13 - LOS JUEGOS DE THARNA

El sol me hería los ojos. La blanca arena perfumada, entremezclada con mica y plomo rojo, me quemaba los pies. Parpadeé una y otra vez intentando aminorar la tortura de la luz deslumbrante. Podía sentir cómo el calor del sol traspasaba mi yugo de plata.

Las astas de varias lanzas me pinchaban la espalda, empujándome. Avanzaba a tropezones, y me hundía hasta los tobillos en la arena ardiente. A mi derecha e izquierda otros prisioneros sufrían una suerte parecida; uncidos a sus yugos eran empujados como si fueran animales. Algunos se lamentaban, otros echaban maldiciones. Uno de ellos, el que iba a mi izquierda, se hallaba silencioso, yo sabía que era Andreas, de la ciudad desértica de Tor. Finalmente terminó el tormento de las puntas de lanza.
—¡De rodillas ante la Tatrix de Tharna! —ordenó una voz imperiosa, que nos hablaba a través de una especie de bocina.
Escuché la voz de Andreas junto a mí. —Qué extraño —dijo—, la Tatrix no suele presenciar los espectáculos de Tharna.
Me pregunté si no sería acaso yo la causa por la cual la Tatrix misma estuviera presente.
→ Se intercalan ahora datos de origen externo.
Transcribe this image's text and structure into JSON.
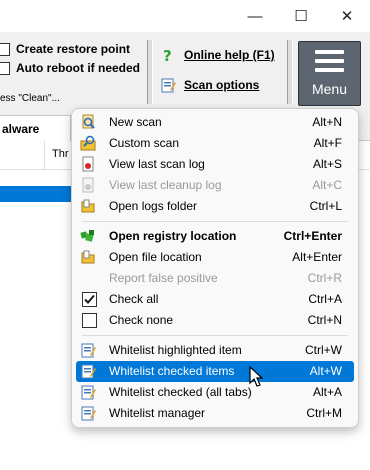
{
  "window": {
    "minimize_glyph": "—",
    "maximize_glyph": "☐",
    "close_glyph": "✕"
  },
  "options": {
    "create_restore_point": "Create restore point",
    "auto_reboot": "Auto reboot if needed"
  },
  "links": {
    "online_help": "Online help (F1)",
    "scan_options": "Scan options"
  },
  "menu_button": {
    "label": "Menu"
  },
  "status_text": "ess \"Clean\"...",
  "tabs": {
    "active_label": "alware"
  },
  "columns": {
    "col_label": "Thr"
  },
  "context_menu": {
    "items": [
      {
        "label": "New scan",
        "shortcut": "Alt+N",
        "icon": "magnifier-scan-icon",
        "disabled": false,
        "bold": false
      },
      {
        "label": "Custom scan",
        "shortcut": "Alt+F",
        "icon": "custom-scan-icon",
        "disabled": false,
        "bold": false
      },
      {
        "label": "View last scan log",
        "shortcut": "Alt+S",
        "icon": "scan-log-icon",
        "disabled": false,
        "bold": false
      },
      {
        "label": "View last cleanup log",
        "shortcut": "Alt+C",
        "icon": "cleanup-log-icon",
        "disabled": true,
        "bold": false
      },
      {
        "label": "Open logs folder",
        "shortcut": "Ctrl+L",
        "icon": "folder-icon",
        "disabled": false,
        "bold": false
      },
      {
        "label": "Open registry location",
        "shortcut": "Ctrl+Enter",
        "icon": "registry-icon",
        "disabled": false,
        "bold": true
      },
      {
        "label": "Open file location",
        "shortcut": "Alt+Enter",
        "icon": "file-location-icon",
        "disabled": false,
        "bold": false
      },
      {
        "label": "Report false positive",
        "shortcut": "Ctrl+R",
        "icon": "",
        "disabled": true,
        "bold": false
      },
      {
        "label": "Check all",
        "shortcut": "Ctrl+A",
        "icon": "checked-box-icon",
        "disabled": false,
        "bold": false
      },
      {
        "label": "Check none",
        "shortcut": "Ctrl+N",
        "icon": "unchecked-box-icon",
        "disabled": false,
        "bold": false
      },
      {
        "label": "Whitelist highlighted item",
        "shortcut": "Ctrl+W",
        "icon": "whitelist-icon",
        "disabled": false,
        "bold": false
      },
      {
        "label": "Whitelist checked items",
        "shortcut": "Alt+W",
        "icon": "whitelist-icon",
        "disabled": false,
        "bold": false,
        "highlighted": true
      },
      {
        "label": "Whitelist checked (all tabs)",
        "shortcut": "Alt+A",
        "icon": "whitelist-icon",
        "disabled": false,
        "bold": false
      },
      {
        "label": "Whitelist manager",
        "shortcut": "Ctrl+M",
        "icon": "whitelist-icon",
        "disabled": false,
        "bold": false
      }
    ]
  }
}
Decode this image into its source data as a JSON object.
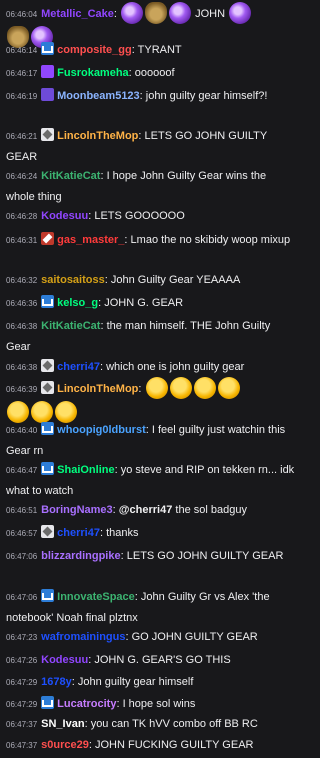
{
  "messages": [
    {
      "ts": "06:46:04",
      "badge": "",
      "user": "Metallic_Cake",
      "color": "#9146ff",
      "sep": ":",
      "text": "",
      "emotes": [
        "purple-swirl-emote",
        "pot-emote",
        "purple-swirl-emote"
      ],
      "text2": "JOHN",
      "emotes2": [
        "purple-swirl-emote",
        "pot-emote",
        "purple-swirl-emote"
      ]
    },
    {
      "ts": "06:46:14",
      "badge": "sub",
      "user": "composite_gg",
      "color": "#ff4f4f",
      "sep": ":",
      "text": "TYRANT"
    },
    {
      "ts": "06:46:17",
      "badge": "prime",
      "user": "Fusrokameha",
      "color": "#00ff7f",
      "sep": ":",
      "text": "oooooof"
    },
    {
      "ts": "06:46:19",
      "badge": "star",
      "user": "Moonbeam5123",
      "color": "#8ab4ff",
      "sep": ":",
      "text": "john guilty gear himself?!"
    },
    {
      "ts": "06:46:21",
      "badge": "bits",
      "user": "LincolnTheMop",
      "color": "#ffb347",
      "sep": ":",
      "text": "LETS GO JOHN GUILTY GEAR"
    },
    {
      "ts": "06:46:24",
      "badge": "",
      "user": "KitKatieCat",
      "color": "#3cb371",
      "sep": ":",
      "text": "I hope John Guilty Gear wins the whole thing"
    },
    {
      "ts": "06:46:28",
      "badge": "",
      "user": "Kodesuu",
      "color": "#9146ff",
      "sep": ":",
      "text": "LETS GOOOOOO"
    },
    {
      "ts": "06:46:31",
      "badge": "mod",
      "user": "gas_master_",
      "color": "#ff3b3b",
      "sep": ":",
      "text": "Lmao the no skibidy woop mixup"
    },
    {
      "ts": "06:46:32",
      "badge": "",
      "user": "saitosaitoss",
      "color": "#d4a017",
      "sep": ":",
      "text": "John Guilty Gear YEAAAA"
    },
    {
      "ts": "06:46:36",
      "badge": "sub",
      "user": "kelso_g",
      "color": "#00ff7f",
      "sep": ":",
      "text": "JOHN G. GEAR"
    },
    {
      "ts": "06:46:38",
      "badge": "",
      "user": "KitKatieCat",
      "color": "#3cb371",
      "sep": ":",
      "text": "the man himself. THE John Guilty Gear"
    },
    {
      "ts": "06:46:38",
      "badge": "bits",
      "user": "cherri47",
      "color": "#1e50ff",
      "sep": ":",
      "text": "which one is john guilty gear"
    },
    {
      "ts": "06:46:39",
      "badge": "bits",
      "user": "LincolnTheMop",
      "color": "#ffb347",
      "sep": ":",
      "text": "",
      "emotes": [
        "wario-emote",
        "wario-emote",
        "wario-emote",
        "wario-emote",
        "wario-emote",
        "wario-emote",
        "wario-emote"
      ]
    },
    {
      "ts": "06:46:40",
      "badge": "sub",
      "user": "whoopig0ldburst",
      "color": "#4aa3ff",
      "sep": ":",
      "text": "I feel guilty just watchin this Gear rn"
    },
    {
      "ts": "06:46:47",
      "badge": "sub",
      "user": "ShaiOnline",
      "color": "#00ff7f",
      "sep": ":",
      "text": "yo steve and RIP on tekken rn... idk what to watch"
    },
    {
      "ts": "06:46:51",
      "badge": "",
      "user": "BoringName3",
      "color": "#a970ff",
      "sep": ":",
      "mention": "@cherri47",
      "text": "the sol badguy"
    },
    {
      "ts": "06:46:57",
      "badge": "bits",
      "user": "cherri47",
      "color": "#1e50ff",
      "sep": ":",
      "text": "thanks"
    },
    {
      "ts": "06:47:06",
      "badge": "",
      "user": "blizzardingpike",
      "color": "#a970ff",
      "sep": ":",
      "text": "LETS GO JOHN GUILTY GEAR"
    },
    {
      "ts": "06:47:06",
      "badge": "sub",
      "user": "InnovateSpace",
      "color": "#3cb371",
      "sep": ":",
      "text": "John Guilty Gr vs Alex 'the notebook' Noah final plztnx"
    },
    {
      "ts": "06:47:23",
      "badge": "",
      "user": "wafromainingus",
      "color": "#1e50ff",
      "sep": ":",
      "text": "GO JOHN GUILTY GEAR"
    },
    {
      "ts": "06:47:26",
      "badge": "",
      "user": "Kodesuu",
      "color": "#9146ff",
      "sep": ":",
      "text": "JOHN G. GEAR'S GO THIS"
    },
    {
      "ts": "06:47:29",
      "badge": "",
      "user": "1678y",
      "color": "#1e50ff",
      "sep": ":",
      "text": "John guilty gear himself"
    },
    {
      "ts": "06:47:29",
      "badge": "sub",
      "user": "Lucatrocity",
      "color": "#c77dff",
      "sep": ":",
      "text": "I hope sol wins"
    },
    {
      "ts": "06:47:37",
      "badge": "",
      "user": "SN_Ivan",
      "color": "#ffffff",
      "sep": ":",
      "text": "you can TK hVV combo off BB RC"
    },
    {
      "ts": "06:47:37",
      "badge": "",
      "user": "s0urce29",
      "color": "#ff4f4f",
      "sep": ":",
      "text": "JOHN FUCKING GUILTY GEAR"
    }
  ]
}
—¡De rodillas ante la Tatrix de Tharna! —repitió la voz, imperiosamente.
Los demás prisioneros obedecieron. Sólo Andreas y yo permanecimos de pie.
—¿Por qué no te arrodillas? —pregunté.
—¿Crees que sólo los guerreros son valientes?
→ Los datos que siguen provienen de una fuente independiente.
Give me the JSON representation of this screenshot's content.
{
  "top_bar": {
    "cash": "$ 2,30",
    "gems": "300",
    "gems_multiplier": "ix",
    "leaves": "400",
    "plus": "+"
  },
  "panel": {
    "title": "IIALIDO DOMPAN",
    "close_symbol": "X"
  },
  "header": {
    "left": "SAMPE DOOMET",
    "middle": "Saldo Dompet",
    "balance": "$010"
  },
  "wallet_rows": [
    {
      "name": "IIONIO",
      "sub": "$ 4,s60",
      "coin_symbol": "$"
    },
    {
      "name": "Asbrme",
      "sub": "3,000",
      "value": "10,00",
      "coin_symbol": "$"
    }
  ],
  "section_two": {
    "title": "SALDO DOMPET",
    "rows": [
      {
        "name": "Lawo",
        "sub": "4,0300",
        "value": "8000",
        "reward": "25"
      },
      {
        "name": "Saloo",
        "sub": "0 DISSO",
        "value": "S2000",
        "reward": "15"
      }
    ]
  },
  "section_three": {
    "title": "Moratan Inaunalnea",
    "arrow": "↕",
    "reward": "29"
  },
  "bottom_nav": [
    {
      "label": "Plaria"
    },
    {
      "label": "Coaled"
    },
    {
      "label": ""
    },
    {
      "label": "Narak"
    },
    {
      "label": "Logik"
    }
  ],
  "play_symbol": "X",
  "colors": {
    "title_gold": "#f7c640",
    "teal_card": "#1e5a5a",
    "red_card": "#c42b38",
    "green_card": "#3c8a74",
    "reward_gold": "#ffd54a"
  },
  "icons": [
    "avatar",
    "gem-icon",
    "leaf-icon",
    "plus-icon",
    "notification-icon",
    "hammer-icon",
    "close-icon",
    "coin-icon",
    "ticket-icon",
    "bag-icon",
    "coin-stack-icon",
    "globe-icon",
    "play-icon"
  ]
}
De repente recibió un brutal golpe con una lanza en la espalda y cayó al suelo gimiendo. También a mí me alcanzó varias veces el asta de la lanza, me golpeó los hombros y la espalda, pero permanecí de pie. De alguna manera firme en el yugo como un buey. De pronto, con un sordo chasquido, el látigo se enroscó alrededor de mis piernas, como una serpiente de fuego. Sentí como si me separaran los pies del resto del cuerpo y caí pesadamente a la arena.
Miré a mi alrededor.
Como imaginaba, nos hallábamos hincados en la arena de un gran ruedo.
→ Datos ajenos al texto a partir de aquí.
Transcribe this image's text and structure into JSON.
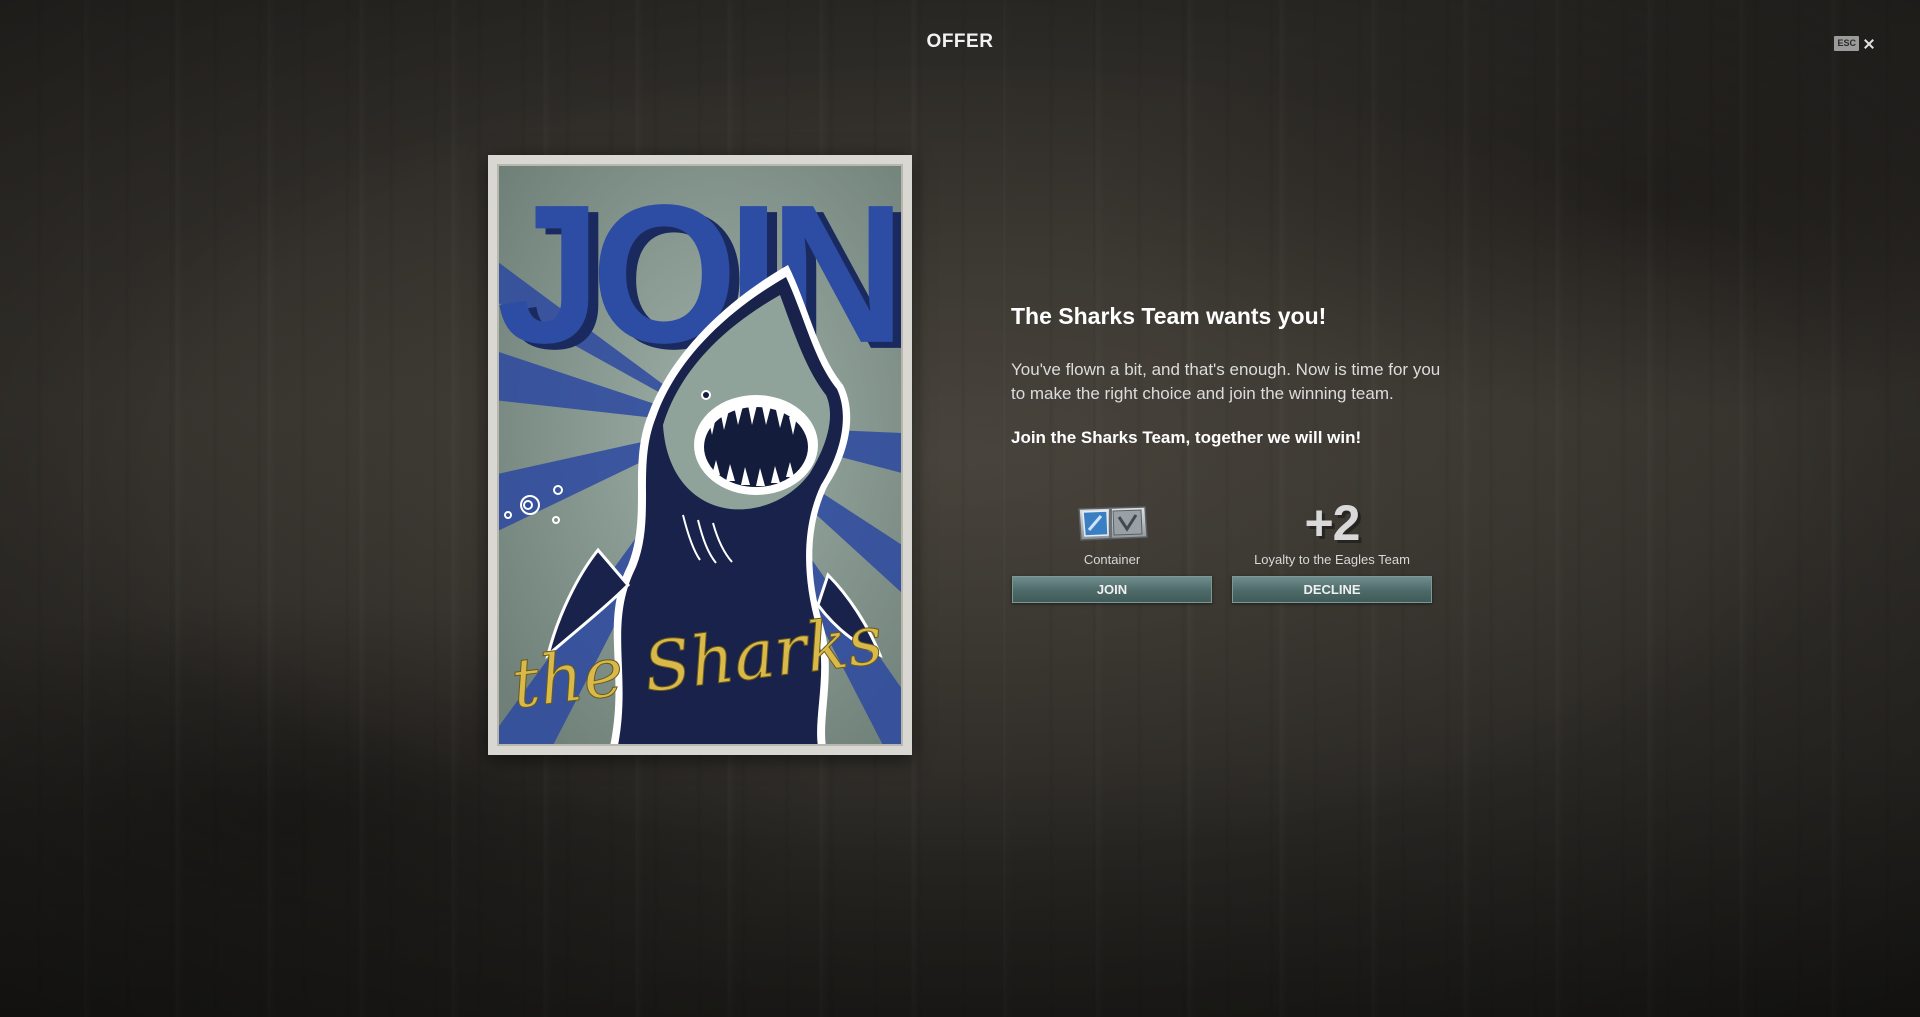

Se trataba de un espacio ovalado y tenía un largo aproximado de cien metros. El ruedo estaba tapiado por muros de cuatro metros de altura. Los muros estaban divididos en sectores, pintados de colores vivos: dorado, púrpura, rojo, naranja, amarillo y azul.
La superficie del ruedo, de blanca arena perfumada y reluciente de mica y plomo rojo, contribuía a presentar un cuadro de alegre colorido. En algunas partes privilegiadas de las tribunas, que se levantaban por todos lados, flotaban gigantescos toldos de seda rayada amarilla y roja, que ondeaban al viento.
Parecía que todos los magníficos colores de Gor, ausentes en los edificios de Tharna, se prodigaran en este lugar de diversiones.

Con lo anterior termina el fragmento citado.